I am just reading the comments of Phil Nolan, Eircom’s CEO to an Oireachtas (Parliament) subcommittee. Eircom is Ireland’s incumbent telco, and charges a ludicrous amount for its basic ADSL service. According to Nolan, the lack of uptake has nothing to do with the price - it’s just that the benefits haven’t been made apparent to the public, and that’s the government’s fault, of course -.

Nolan insists that the idea of making ADSL high speed Internet access available at EUR 25 per month is impossible, and that the service couldn’t possibly be provided at that price. He doesn’t bother accounting for how it is that you can get broadband in most other European countries for this price.

Nolan must know that wholesale ADSL, as eircom implements it, is a highly profitable business. It requires no net infrastructural investment (since the installation charge covers the cost of the head-end equipment, the customer pays for his/her own modem). The amount of bandwidth being allocated per customer is miniscule (about 11 Kbps).

True enough, it is not as profitable as eircom’s voice business, where markups on international calls typically run into hundreds or even thousands of percent. (I recently paid EUR 15 for a 15 minute telephone call to the US from an eircom payphone. The cost-of-sale to eircom for that call was probably less than about 60 cents, going by what other operators are charging for the same call. The rest was gross profit. Even from a home or office phone, the markups are are 300 percent or more.)

According to an Irish Times report on Wednesday, Nolan believes that ‘consumers have embraced mobile phones although they are relatively expensive to use’ and believes that they should do similarly with ADSL. What rock was Nolan hiding under during the late 1990’s? Surely the CEO of a telephone company knows that the reason mobile phones became so popular is because of the intensive efforts of the operators to make it as cheap as possible to own a phone?

At the same time, eircom are constantly jacking up the cost of getting any sort of phone service. The monthly rental is now 22.50, more than 50 percent more than it was five years ago.
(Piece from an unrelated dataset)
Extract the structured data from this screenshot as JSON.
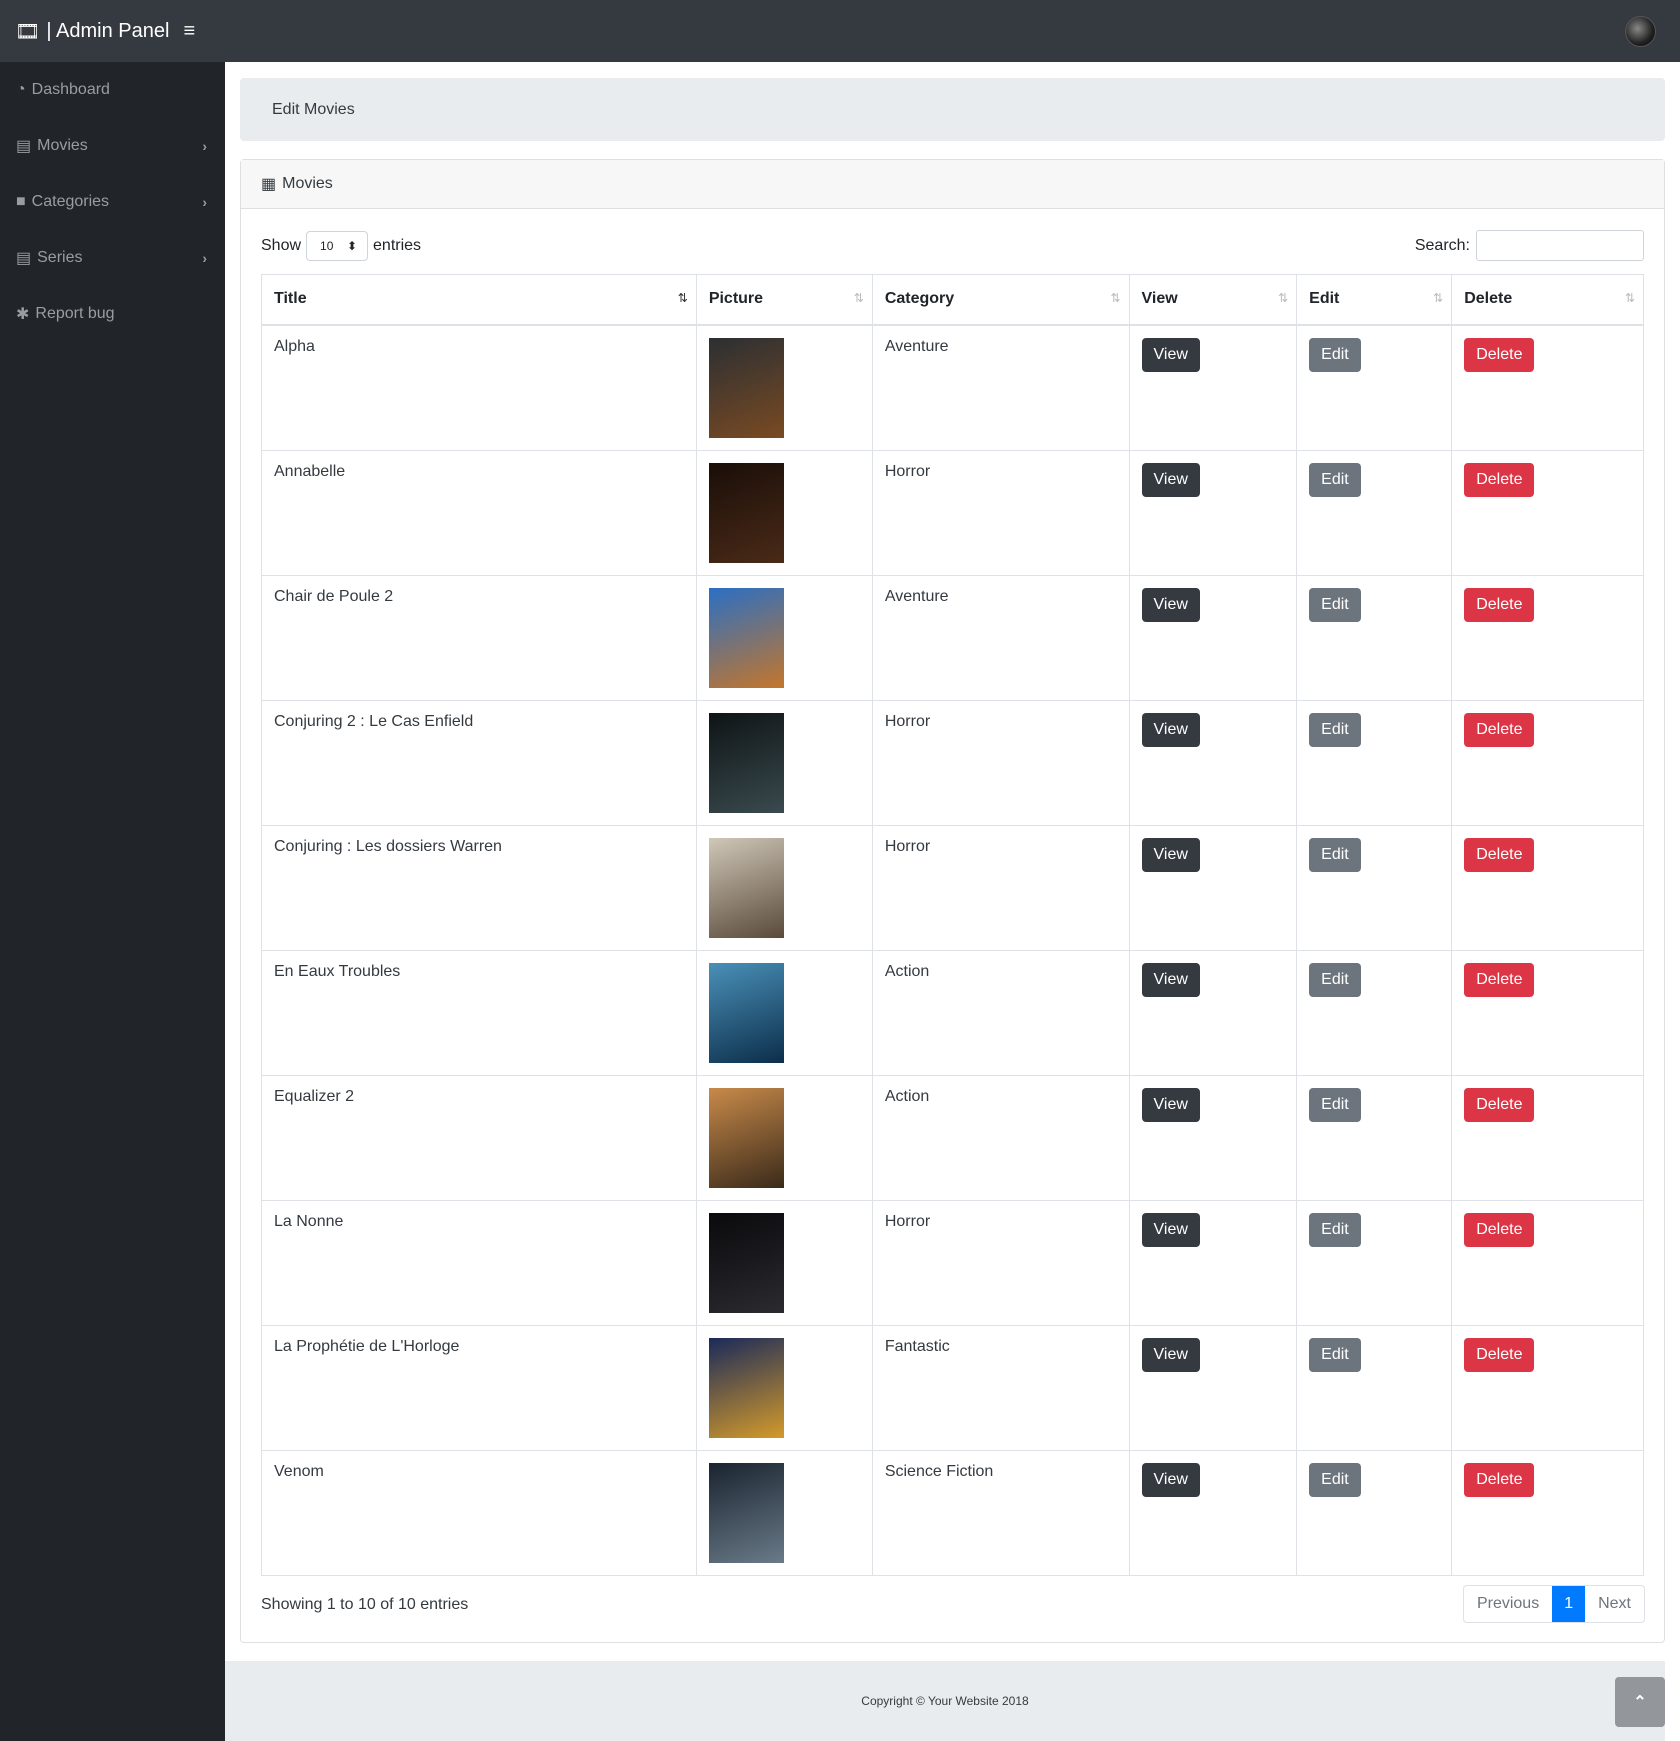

There is no rational reason for this high cost, given that most of the copper was installed 10 or 20 years ago and has long since paid for itself.

(Of course, you have to be paying this excessive rental before you can even apply for DSL service, so the real cost of having DSL in your home is more like 76.50/month, or over EUR 900/year.)

At these prices, eircom is begging for a competitor to come into the marketplace and offer an alternative ‘local loop’ to customers’ homes and businesses.

It’s not much of a secret that a number of parties in Dublin are now looking at the possibility of rewiring Ireland using modern technologies to provide better voice and data services than eircom at a “reasonable” price.

It won’t be hard to come up with a price that’s more reasonable than EUR 76.50/month.